I am trying to figure out if Xenon or Krypton produces more thrust for a given weight flow rate of fuel when the engine operates at the same discharge voltages. The information I find is mixed or I am not interpreting it right.

Some concrete info: Krypton has lower atomic mass and higher ionization potential/energy.

Here they indicate that the lower atomic mass could potentially produce a 25% increase in specific impulse due to the increased propellant exit velocity of lighter ions.

There are 2 stackexchange articles that are related to this: here and here.

They indicate that the higher velocity of Krypton (at a given acceleration potential) means higher Isp, but lower overall thrust and/or energy efficiency. (I guess because you need more power to ionize Krypton).
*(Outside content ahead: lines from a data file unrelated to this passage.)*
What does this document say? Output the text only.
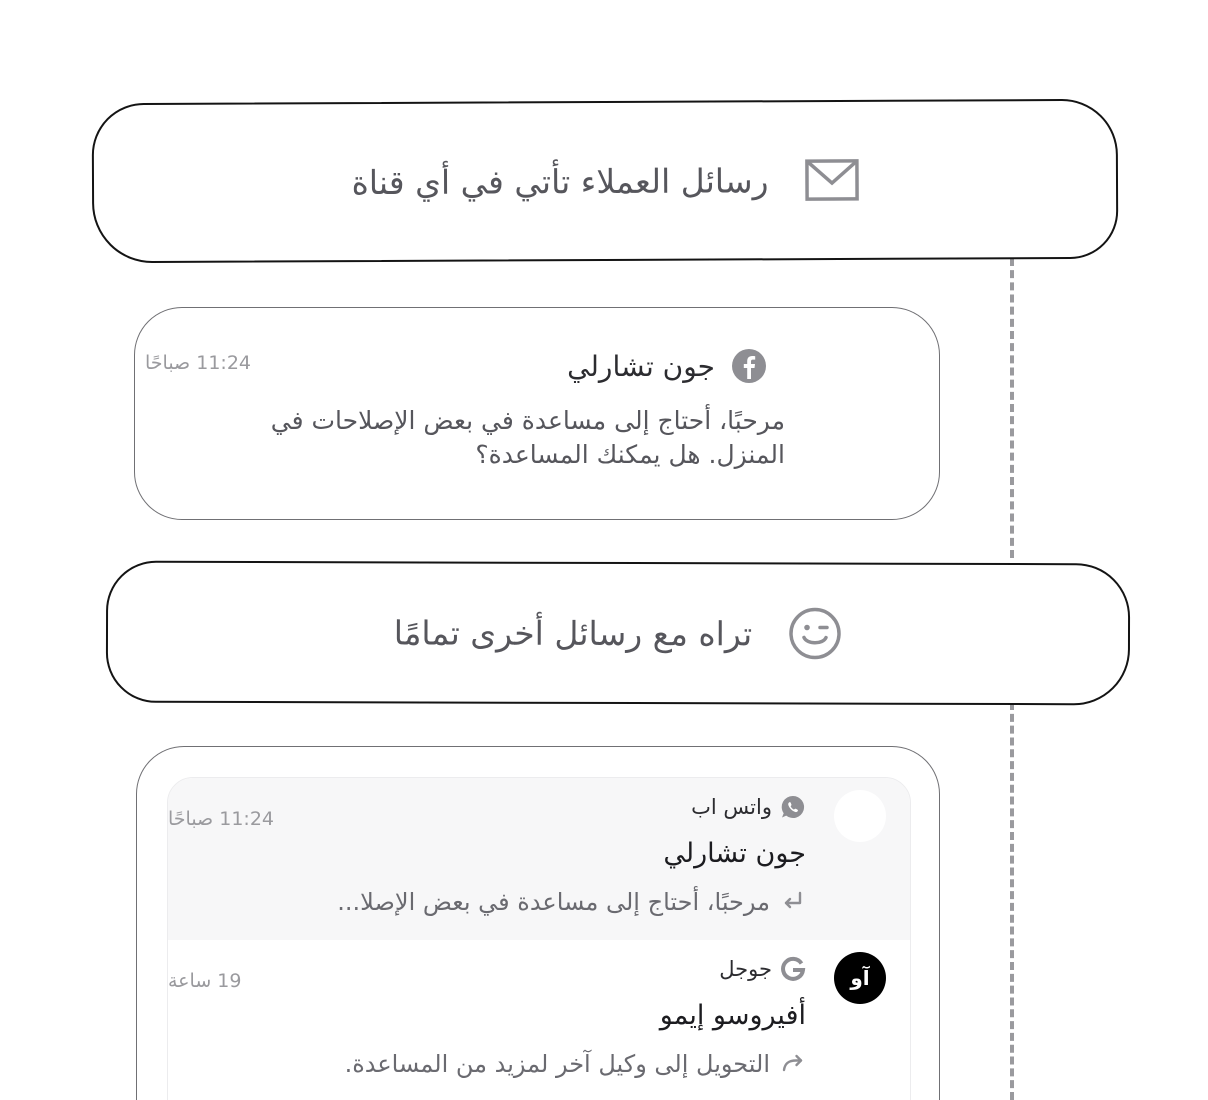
رسائل العملاء تأتي في أي قناة
جون تشارلي
11:24 صباحًا
مرحبًا، أحتاج إلى مساعدة في بعض الإصلاحات في المنزل. هل يمكنك المساعدة؟
تراه مع رسائل أخرى تمامًا
واتس اب
11:24 صباحًا
جون تشارلي
مرحبًا، أحتاج إلى مساعدة في بعض الإصلا...
آو
جوجل
19 ساعة
أفيروسو إيمو
التحويل إلى وكيل آخر لمزيد من المساعدة.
Does this then mean that while Krypton needs more power to operate, it achieves higher specific impulse because the electrons will have higher velocity when ionized? But then why is the overall thrust for Krypton lower?
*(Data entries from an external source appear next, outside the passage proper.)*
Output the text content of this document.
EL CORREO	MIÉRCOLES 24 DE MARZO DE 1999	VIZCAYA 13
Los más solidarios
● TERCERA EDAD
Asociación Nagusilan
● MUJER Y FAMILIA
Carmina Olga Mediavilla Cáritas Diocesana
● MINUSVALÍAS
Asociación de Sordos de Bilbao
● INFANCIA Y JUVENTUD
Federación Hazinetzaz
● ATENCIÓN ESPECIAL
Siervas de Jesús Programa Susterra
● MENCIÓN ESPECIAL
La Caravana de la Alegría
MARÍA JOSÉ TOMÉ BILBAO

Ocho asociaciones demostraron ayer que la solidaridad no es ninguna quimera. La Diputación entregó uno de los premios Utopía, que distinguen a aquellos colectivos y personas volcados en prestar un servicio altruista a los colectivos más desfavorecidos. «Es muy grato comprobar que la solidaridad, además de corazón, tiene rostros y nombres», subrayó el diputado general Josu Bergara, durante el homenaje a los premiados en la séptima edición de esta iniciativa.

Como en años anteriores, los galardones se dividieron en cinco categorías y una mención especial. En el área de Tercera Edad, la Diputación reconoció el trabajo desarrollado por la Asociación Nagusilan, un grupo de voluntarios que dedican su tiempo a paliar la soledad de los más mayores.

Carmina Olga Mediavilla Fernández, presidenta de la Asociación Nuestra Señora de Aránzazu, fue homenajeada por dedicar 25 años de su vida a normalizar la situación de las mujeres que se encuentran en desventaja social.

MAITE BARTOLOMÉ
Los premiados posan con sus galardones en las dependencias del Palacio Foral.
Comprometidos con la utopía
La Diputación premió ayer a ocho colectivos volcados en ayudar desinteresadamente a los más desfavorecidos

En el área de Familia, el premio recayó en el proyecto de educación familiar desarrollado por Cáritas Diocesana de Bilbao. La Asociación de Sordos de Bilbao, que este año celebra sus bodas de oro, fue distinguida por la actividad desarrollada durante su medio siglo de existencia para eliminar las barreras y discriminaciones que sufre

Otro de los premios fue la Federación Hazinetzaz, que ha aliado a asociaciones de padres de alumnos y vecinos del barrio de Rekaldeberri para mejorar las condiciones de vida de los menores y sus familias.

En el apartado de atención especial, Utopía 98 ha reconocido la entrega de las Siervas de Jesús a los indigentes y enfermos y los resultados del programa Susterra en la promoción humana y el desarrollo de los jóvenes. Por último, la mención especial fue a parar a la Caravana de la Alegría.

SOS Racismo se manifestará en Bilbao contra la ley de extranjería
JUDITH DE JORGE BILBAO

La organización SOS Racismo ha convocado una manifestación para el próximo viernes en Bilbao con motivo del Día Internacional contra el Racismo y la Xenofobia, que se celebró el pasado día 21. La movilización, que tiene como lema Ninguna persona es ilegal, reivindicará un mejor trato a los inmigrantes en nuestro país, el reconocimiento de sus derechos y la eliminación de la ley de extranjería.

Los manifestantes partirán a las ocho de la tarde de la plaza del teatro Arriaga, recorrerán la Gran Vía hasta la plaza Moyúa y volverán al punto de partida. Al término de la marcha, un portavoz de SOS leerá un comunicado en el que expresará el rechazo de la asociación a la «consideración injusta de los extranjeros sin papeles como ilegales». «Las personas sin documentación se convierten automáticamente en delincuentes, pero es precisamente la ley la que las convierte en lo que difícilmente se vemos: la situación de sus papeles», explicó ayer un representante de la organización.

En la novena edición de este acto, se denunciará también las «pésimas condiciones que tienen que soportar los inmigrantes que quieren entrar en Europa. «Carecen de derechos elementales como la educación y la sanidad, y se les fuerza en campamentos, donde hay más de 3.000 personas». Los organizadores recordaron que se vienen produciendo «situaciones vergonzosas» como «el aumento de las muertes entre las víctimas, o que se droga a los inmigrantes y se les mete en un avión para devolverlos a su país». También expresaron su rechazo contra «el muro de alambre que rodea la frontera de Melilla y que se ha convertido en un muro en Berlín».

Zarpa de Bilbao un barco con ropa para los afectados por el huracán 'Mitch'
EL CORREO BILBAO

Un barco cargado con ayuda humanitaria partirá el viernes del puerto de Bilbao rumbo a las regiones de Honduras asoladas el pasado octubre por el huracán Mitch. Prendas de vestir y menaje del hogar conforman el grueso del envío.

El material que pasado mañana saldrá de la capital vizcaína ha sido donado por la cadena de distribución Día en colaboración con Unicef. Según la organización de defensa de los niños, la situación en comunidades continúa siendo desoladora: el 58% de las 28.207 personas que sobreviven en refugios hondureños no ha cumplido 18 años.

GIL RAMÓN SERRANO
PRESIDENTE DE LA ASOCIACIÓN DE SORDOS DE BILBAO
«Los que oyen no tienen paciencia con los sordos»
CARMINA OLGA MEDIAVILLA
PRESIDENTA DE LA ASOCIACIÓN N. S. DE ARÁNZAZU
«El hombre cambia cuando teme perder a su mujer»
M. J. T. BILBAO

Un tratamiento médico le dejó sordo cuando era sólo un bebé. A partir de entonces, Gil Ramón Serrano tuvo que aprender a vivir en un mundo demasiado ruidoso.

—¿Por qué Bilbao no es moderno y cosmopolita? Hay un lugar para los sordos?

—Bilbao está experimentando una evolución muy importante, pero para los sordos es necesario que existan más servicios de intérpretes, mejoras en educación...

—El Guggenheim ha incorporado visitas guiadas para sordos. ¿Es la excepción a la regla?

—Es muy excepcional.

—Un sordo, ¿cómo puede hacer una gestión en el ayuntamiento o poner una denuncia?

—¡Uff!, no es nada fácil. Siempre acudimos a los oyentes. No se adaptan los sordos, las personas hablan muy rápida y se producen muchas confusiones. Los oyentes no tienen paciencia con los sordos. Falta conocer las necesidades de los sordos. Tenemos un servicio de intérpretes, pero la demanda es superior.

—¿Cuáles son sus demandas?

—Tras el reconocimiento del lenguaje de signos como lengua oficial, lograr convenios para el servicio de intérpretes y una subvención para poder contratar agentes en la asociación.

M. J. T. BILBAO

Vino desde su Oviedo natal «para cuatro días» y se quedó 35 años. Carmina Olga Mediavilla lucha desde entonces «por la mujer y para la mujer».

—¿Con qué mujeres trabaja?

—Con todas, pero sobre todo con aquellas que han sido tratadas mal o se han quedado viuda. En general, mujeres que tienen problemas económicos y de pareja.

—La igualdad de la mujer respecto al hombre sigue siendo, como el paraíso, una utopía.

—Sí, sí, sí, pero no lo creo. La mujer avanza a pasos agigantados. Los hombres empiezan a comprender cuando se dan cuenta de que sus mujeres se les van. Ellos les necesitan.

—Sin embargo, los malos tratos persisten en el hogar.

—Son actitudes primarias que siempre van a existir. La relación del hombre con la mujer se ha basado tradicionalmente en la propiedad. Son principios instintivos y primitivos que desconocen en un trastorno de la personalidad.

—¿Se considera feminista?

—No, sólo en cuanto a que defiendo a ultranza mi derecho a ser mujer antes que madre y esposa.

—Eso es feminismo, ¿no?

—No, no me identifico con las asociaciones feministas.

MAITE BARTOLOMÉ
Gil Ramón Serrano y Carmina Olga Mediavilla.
Wouldn't the above mean that for the same flow rate of fuel, at the same discharge voltage, Krypton produces more thrust?

Answer 1

All your analysis is fully correct. At the same voltage and mass flow rate, Krypton produces more thrust. But you're missing one very important point: None of the existing applications is limited by flow-rate or voltage.

The limiting factor is always the power available for propulsion. And, as power scales with the exhaust speed squared, it needs to be higher for Krypton than for Xenon to get the same thrust. Or vice versa, for a given amount of power, Krypton produces less thrust.
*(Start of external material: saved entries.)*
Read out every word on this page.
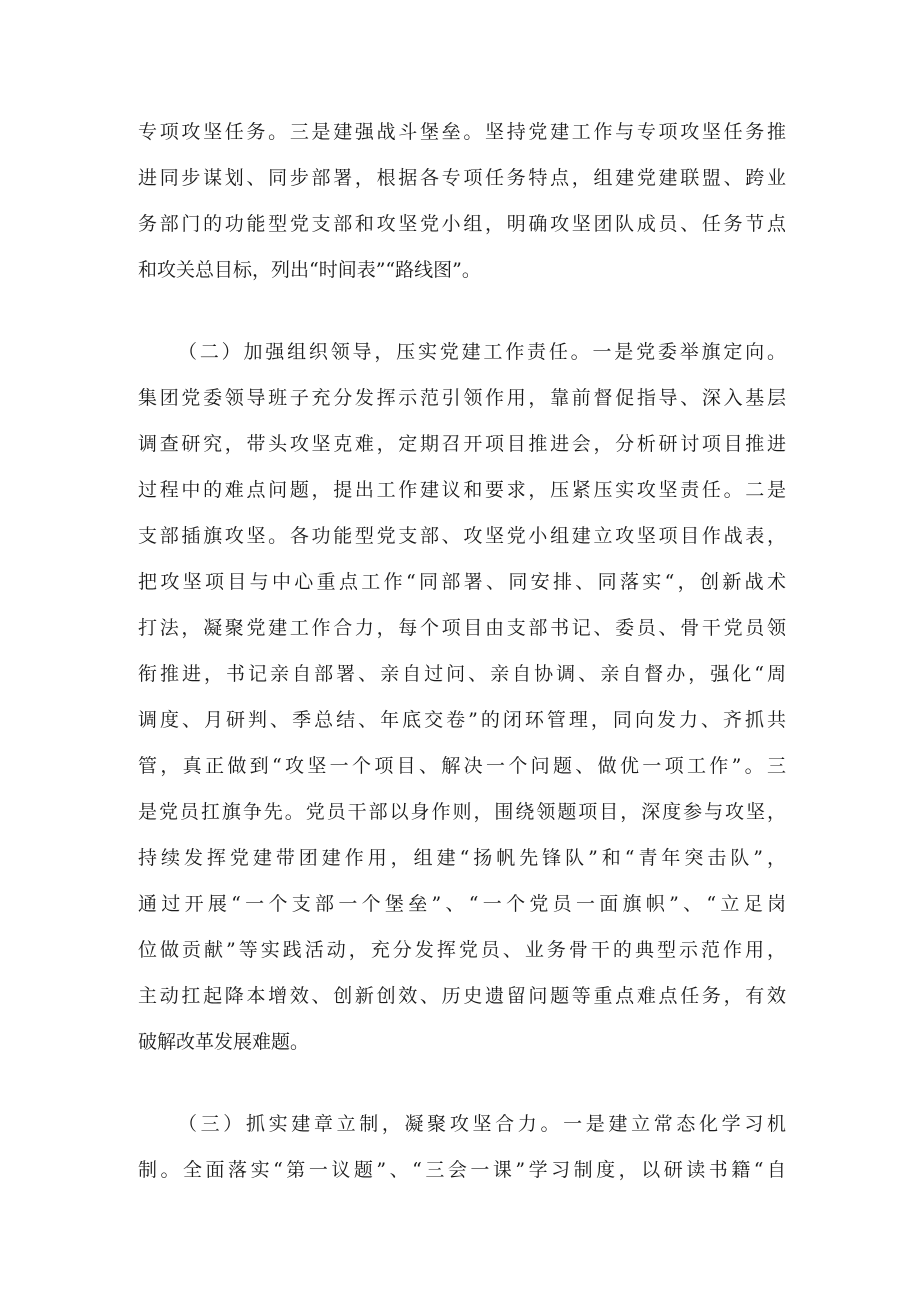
专项攻坚任务。三是建强战斗堡垒。坚持党建工作与专项攻坚任务推
进同步谋划、同步部署，根据各专项任务特点，组建党建联盟、跨业
务部门的功能型党支部和攻坚党小组，明确攻坚团队成员、任务节点
和攻关总目标，列出“时间表”“路线图”。
（二）加强组织领导，压实党建工作责任。一是党委举旗定向。
集团党委领导班子充分发挥示范引领作用，靠前督促指导、深入基层
调查研究，带头攻坚克难，定期召开项目推进会，分析研讨项目推进
过程中的难点问题，提出工作建议和要求，压紧压实攻坚责任。二是
支部插旗攻坚。各功能型党支部、攻坚党小组建立攻坚项目作战表，
把攻坚项目与中心重点工作“同部署、同安排、同落实“，创新战术
打法，凝聚党建工作合力，每个项目由支部书记、委员、骨干党员领
衔推进，书记亲自部署、亲自过问、亲自协调、亲自督办，强化“周
调度、月研判、季总结、年底交卷”的闭环管理，同向发力、齐抓共
管，真正做到“攻坚一个项目、解决一个问题、做优一项工作”。三
是党员扛旗争先。党员干部以身作则，围绕领题项目，深度参与攻坚，
持续发挥党建带团建作用，组建“扬帆先锋队”和“青年突击队”，
通过开展“一个支部一个堡垒”、“一个党员一面旗帜”、“立足岗
位做贡献”等实践活动，充分发挥党员、业务骨干的典型示范作用，
主动扛起降本增效、创新创效、历史遗留问题等重点难点任务，有效
破解改革发展难题。
（三）抓实建章立制，凝聚攻坚合力。一是建立常态化学习机
制。全面落实“第一议题”、“三会一课”学习制度，以研读书籍“自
On top of that, there is the additional factor of the higher ionization energy which needs more power - but these ~2eV are only a minor factor compared to the ~2keV kinetic energy per ion.

Answer 2

You'll see everything clear if you use the expression for the total efficiency of the thruster, which is defined as the ratio between the propulsive power and the input power $P$:

$$ \eta = \frac{\frac{1}{2}\dot m c^2}{P} = \frac{\frac{1}{2}T I_{sp}g_0}{P} $$

Note that $T=\dot m c$, and $c = I_{sp} g_0$, and $c$ is the mean exhaust velocity of the particles. From conservation of energy, particles of mass $m$ and charge $q$ will be accelerated to a velocity $c$ (which we take roughly as the mean exhaust velocity) when falling through a voltage difference of $V$.

$$ \frac{1}{2} m c^2 = q V $$

Krypton and xenon have roughly the same charge in plasma thrusters (a bit more than the elemental charge) but the mass of xenon is much higher. Thus, for the same accelerating voltage $V$, the exhaust velocity and Isp is higher for krypton.

Efficiencies for krypton are lower slightly for the reason you mentioned that the first ionization potential is higher. But take a constant value of 0.6. For the same voltage, krypton will have a higher Isp than xenon, so the thrust $T$ of a krypton thruster must be lower if we use the same power for both thrusters.

I'm not sure what you were meant about the electron energy influencing the Isp but it doesn't influence in this.